Essa base normalmente tem um grande "multiplicador"; grande parte do dinheiro ganho na base é gasto localmente, sustentando restaurantes, lojas, academias e outros. Mas a base é o que orienta o crescimento da cidade.

E a base de Nova York é notavelmente estreita para uma cidade desse porte. Como indicou Ed Glaeser, da Universidade Harvard, em termos econômicos a cidade é basicamente uma monocultura: ela vende serviços financeiros para o resto do mundo, e não muito mais.

Examinar apenas os números do emprego pode ser enganoso: somente cerca de 8% dos trabalhadores de Nova York estão no setor de finanças e seguros. Mas suas rendas são tão altas, comparadas com as de todos os outros, que eles respondem por cerca de 20% da economia da cidade e a maior parte de sua base de exportação.

E o problema em ter uma economia de um único setor é que coisas ruins acontecem se algo abalar essa indústria. Pense no carvão na Virgínia Ocidental ou nos carros em Flint, Michigan.

O estranho sobre os problemas de Nova York é que de certas maneiras a base de exportação da cidade está se mantendo bem; o pessoal de Wall Street não está debandando em massa. Mas o que Wall Street parou de fazer, pelo menos por enquanto, é de ir ao escritório —porque as finanças vêm a ser uma dessas indústrias em que muito trabalho pode ser feito remotamente. Isso, por sua vez, significa que os trabalhadores financeiros não estão comprando almoço, fazendo compras na cidade, saindo para comer e assim por diante. O problema, em outras palavras, é menos uma base encolhida do que um multiplicador reduzido.

Mas por que Nova York perdeu sua diversidade econômica? A resposta, certamente, é que o imenso poder aquisitivo de Wall Street e dos que a servem se chocou com um estoque de moradias limitado por zoneamento e regulamentação, tornando a cidade cara demais para todo mundo, exceto os financistas e aqueles que, direta ou indiretamente, atendem às suas necessidades. E a solução é óbvia: permitir a construção de mais moradias.
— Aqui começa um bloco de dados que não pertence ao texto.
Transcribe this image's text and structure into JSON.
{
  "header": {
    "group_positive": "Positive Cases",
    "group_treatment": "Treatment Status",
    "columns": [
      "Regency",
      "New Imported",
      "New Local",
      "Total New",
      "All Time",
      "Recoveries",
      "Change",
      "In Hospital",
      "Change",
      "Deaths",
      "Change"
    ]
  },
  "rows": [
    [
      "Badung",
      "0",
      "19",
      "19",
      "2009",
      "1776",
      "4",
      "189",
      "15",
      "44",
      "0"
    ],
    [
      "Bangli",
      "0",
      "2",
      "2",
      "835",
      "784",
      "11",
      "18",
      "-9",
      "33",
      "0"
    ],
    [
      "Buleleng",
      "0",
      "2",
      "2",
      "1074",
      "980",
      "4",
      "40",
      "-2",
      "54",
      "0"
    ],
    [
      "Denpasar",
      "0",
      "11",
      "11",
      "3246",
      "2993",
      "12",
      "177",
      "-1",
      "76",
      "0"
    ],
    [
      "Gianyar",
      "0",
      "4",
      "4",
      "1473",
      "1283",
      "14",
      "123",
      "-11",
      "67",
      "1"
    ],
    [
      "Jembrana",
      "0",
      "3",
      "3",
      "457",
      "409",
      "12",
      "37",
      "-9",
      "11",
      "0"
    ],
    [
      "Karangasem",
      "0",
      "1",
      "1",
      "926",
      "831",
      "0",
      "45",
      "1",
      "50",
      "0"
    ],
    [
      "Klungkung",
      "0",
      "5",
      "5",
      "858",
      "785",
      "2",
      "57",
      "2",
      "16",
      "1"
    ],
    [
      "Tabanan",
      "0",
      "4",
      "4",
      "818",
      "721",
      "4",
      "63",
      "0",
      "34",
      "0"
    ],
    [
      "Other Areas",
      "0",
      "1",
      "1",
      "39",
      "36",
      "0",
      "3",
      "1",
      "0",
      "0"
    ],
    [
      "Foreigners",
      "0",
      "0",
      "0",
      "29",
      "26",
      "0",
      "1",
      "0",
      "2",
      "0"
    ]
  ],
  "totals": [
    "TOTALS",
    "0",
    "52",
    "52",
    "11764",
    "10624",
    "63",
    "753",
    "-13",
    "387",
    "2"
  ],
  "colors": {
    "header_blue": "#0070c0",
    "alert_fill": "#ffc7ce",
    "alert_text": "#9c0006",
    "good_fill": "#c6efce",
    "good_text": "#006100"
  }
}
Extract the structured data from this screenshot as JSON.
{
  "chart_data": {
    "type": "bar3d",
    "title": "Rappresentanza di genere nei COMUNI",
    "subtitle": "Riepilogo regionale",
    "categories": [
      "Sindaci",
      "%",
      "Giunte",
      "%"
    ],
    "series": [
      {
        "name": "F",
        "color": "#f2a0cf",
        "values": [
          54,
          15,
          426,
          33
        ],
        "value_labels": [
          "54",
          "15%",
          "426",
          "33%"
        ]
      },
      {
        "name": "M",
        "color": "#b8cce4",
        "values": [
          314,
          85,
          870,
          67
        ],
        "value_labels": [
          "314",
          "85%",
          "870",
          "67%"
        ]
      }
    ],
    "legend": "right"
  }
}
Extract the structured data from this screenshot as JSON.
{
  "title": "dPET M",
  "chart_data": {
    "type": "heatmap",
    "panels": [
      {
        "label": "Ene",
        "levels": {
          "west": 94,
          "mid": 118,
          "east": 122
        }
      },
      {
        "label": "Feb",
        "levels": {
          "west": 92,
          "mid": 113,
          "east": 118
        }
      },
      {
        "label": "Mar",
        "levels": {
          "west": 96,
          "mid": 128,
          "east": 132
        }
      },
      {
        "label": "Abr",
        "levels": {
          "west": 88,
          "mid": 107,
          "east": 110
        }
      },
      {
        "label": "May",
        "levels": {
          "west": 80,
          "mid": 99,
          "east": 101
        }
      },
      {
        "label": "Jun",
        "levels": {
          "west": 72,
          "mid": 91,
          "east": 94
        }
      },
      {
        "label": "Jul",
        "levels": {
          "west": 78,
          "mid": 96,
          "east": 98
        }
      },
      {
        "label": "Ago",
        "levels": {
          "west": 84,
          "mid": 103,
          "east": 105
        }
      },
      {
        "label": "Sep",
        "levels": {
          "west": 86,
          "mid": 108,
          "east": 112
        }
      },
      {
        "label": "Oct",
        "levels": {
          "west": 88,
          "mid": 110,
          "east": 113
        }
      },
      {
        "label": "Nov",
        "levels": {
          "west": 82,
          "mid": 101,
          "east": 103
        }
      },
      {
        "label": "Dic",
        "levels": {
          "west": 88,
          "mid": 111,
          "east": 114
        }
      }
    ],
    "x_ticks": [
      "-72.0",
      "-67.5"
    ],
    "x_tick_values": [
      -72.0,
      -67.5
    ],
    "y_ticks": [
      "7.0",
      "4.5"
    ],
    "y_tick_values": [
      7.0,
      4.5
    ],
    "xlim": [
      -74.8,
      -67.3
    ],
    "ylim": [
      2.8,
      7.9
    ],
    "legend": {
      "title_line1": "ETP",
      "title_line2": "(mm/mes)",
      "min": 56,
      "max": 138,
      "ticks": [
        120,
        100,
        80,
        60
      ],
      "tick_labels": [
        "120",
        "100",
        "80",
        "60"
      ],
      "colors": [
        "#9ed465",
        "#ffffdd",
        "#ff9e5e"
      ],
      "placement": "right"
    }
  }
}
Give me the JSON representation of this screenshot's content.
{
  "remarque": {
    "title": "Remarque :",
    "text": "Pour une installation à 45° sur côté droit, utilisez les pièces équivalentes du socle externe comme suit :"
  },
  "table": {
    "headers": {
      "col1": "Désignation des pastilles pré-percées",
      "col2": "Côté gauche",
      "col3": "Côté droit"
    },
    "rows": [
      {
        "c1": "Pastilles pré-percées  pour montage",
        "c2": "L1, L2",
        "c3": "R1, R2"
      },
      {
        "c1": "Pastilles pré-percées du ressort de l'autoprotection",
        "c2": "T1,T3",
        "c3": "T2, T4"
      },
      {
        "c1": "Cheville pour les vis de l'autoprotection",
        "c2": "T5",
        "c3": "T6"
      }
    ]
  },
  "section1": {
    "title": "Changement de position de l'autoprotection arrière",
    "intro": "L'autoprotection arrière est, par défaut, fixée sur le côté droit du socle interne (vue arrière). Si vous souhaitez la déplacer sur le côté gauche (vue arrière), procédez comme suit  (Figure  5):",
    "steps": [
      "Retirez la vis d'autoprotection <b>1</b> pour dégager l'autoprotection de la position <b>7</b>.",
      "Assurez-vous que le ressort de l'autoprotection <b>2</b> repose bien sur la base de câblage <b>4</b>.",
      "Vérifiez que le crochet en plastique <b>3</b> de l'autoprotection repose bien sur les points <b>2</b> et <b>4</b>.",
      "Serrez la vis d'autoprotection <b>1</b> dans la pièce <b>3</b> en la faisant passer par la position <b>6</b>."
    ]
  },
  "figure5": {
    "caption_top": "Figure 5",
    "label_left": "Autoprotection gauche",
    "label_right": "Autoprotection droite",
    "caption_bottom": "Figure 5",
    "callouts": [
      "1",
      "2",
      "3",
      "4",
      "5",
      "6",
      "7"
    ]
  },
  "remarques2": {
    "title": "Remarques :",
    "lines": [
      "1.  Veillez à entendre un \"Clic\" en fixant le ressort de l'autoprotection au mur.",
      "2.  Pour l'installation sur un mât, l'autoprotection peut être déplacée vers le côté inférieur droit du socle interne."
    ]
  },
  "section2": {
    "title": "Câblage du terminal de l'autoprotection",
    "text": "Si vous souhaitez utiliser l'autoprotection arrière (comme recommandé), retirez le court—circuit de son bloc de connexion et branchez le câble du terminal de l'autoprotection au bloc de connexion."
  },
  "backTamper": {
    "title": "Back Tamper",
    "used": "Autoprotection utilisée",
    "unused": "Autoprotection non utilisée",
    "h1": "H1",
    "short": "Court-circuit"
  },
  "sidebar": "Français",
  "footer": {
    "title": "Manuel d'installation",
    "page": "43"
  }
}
O que me leva à questão do que há de errado com a América azul [liberal] —Nova York é apenas um exemplo (a Califórnia é pior). Os conservadores lhe dirão que as pessoas estão se mudando para o Texas e a Flórida pelos impostos mais baixos; os impostos em Nova York de fato são altos, mas não há muita evidência de que eles estejam fazendo a população ir embora. O que as pessoas realmente estão fazendo é mudar-se para lugares onde a habitação é acessível, porque seus governos não impedem novas construções.

E no caso de Nova York esse é em última instância o motivo pelo qual uma grande cidade global se tornou uma cidade de uma indústria só, deixando-a incomumente vulnerável aos deslocamentos econômicos causados pela pandemia.